Eu não quero ser uma caneca
Hirtis
Lazarin
Vó
Toninha morava no casarão da esquina na Rua Torta. Apesar de viver sozinha, esbanjava bom humor
e a solidão nunca conseguiu encontrá-la.
Criativa e inteligente, sentia prazer imenso em contar historinhas,
inventar outras e até alterar as já conhecidas.
Não é à toa que vivia rodeada de crianças.
Como passava o maior tempo na cozinha, seu
cantinho preferido, até apelidos e brincadeiras ela fazia com os objetos da
cozinha. Dizia que o "bule"
tinha o bico aberto e não parava de tagarelar.
A "tigela" de porcelana finíssima pintada de flores era
a" margarida desfolhada" só porque tinha uma rachadura quase
imperceptível na borda. A
"panela" de alumínio amassada e com o cabo de madeira esfrangalhado
era a "idosa querida". Fazia
até competições entre as xícaras de café, "as anãzinhas", com as de
chá, "as poderosas". Confusão
na certa!
Guardada no armário de vidro espelhado,
reinava uma caneca de louça vermelha e branca com o emblema da Suíça. Presente que o esposo ganhou do governo de
lá. Era poupada e resguardada. Uma relíquia. A tal caneca sabia do valor
emocional que representava e se aproveitava disso. Sentia-se poderosa e esbanjava orgulho. Nunca abriu mão do seu trono.

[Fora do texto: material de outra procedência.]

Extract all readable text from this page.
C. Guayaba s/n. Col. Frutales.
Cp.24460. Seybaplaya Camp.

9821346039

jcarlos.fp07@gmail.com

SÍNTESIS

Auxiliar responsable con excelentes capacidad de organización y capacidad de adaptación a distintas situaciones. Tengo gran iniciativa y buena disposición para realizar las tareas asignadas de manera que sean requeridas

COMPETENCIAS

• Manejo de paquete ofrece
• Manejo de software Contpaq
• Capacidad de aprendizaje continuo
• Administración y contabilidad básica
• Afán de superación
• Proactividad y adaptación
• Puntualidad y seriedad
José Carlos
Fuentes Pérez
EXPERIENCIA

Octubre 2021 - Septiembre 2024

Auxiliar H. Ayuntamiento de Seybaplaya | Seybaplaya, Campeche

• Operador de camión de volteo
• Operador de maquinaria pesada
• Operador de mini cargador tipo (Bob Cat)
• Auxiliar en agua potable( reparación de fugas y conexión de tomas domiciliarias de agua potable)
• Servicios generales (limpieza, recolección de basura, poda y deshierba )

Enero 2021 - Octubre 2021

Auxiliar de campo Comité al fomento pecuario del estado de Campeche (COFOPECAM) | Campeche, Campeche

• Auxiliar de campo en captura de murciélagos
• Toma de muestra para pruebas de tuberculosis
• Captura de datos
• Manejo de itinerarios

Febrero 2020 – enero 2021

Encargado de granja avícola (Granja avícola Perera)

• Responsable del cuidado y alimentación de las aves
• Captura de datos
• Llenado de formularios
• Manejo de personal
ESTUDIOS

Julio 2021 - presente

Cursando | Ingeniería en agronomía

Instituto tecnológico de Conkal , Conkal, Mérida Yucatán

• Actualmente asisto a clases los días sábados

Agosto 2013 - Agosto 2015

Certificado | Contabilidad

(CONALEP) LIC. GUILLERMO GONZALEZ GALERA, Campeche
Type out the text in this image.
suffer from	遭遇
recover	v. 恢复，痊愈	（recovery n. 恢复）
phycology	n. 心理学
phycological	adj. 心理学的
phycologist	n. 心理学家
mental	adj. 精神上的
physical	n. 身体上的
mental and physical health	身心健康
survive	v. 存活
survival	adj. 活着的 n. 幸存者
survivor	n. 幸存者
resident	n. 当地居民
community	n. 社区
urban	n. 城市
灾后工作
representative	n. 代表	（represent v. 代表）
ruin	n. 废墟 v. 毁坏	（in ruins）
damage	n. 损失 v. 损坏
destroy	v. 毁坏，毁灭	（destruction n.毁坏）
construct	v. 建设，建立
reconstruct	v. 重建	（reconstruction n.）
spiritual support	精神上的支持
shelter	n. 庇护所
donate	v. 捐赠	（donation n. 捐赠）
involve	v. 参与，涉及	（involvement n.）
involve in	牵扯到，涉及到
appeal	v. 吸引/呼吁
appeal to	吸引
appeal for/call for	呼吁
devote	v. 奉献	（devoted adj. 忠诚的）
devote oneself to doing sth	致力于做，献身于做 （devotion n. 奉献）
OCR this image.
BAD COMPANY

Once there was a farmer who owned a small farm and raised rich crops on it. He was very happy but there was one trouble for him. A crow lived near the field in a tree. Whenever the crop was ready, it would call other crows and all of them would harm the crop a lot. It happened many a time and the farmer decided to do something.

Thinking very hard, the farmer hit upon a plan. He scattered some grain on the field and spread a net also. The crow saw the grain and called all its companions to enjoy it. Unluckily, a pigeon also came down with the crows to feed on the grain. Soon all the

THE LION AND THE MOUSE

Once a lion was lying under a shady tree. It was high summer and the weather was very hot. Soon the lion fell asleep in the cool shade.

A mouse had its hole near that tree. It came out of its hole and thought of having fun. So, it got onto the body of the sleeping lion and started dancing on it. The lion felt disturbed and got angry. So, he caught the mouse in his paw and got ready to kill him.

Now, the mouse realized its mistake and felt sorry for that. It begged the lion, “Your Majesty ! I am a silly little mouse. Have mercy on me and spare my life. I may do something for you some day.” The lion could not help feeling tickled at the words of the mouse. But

Numa noite estrelada em que a lua cheia
espantou a escuridão, a caneca abandonou a clausura daquele convento. Queria conhecer o mundo que girava lá
fora. Nos primeiros dias foi dificílimo
driblar os passos dos pedestres para não morrer pisoteada. Todos tão apressados como se o mundo fosse
acabar naquele instante. Atordoada
naquele vaivém, escondeu-se debaixo de uma lixeira e toda
encolhidinha aguardou a tontura e o pavor passarem. Atravessou uma rua calma e sentou-se numa
pracinha sombreada, onde crianças pequenas brincavam. Divertiu-se muito com as peripécias da
criançada até que um garoto bem fortinho deu um chute certeiro na bola. Ela subiu zunindo no ar, deu duas ou três
piruetas e caiu acertadamente no banco onde a caneca, até então, sentia-se a
mais segura das criaturas. O banco de
madeira já gasto chacoalhou-se tanto que a caneca saltou no ar e, só não se
espatifou porque sua queda foi amortecida por um ursinho de pelúcia. Só recobrou os sentidos quando estava noite e
o parquinho vazio. Teve a grandeza de
agradecer por estar viva, pôs-se em pé e se contorceu toda para se livrar da
areia suja que a incomodava.
E foi a primeira vez que suas lágrimas
rolaram. "Estou arrasada. Sei que
meu fim está próximo. É só alguém,
nervoso ou irritado, por engano, encher-me de café fresquinho e bem
quente. O líquido vai escorrer pelo
trincado e eu, coitada de mim, serei atirada bem longe até e me desfarei em
pedacinhos. Mil pedacinhos. Um final muito triste"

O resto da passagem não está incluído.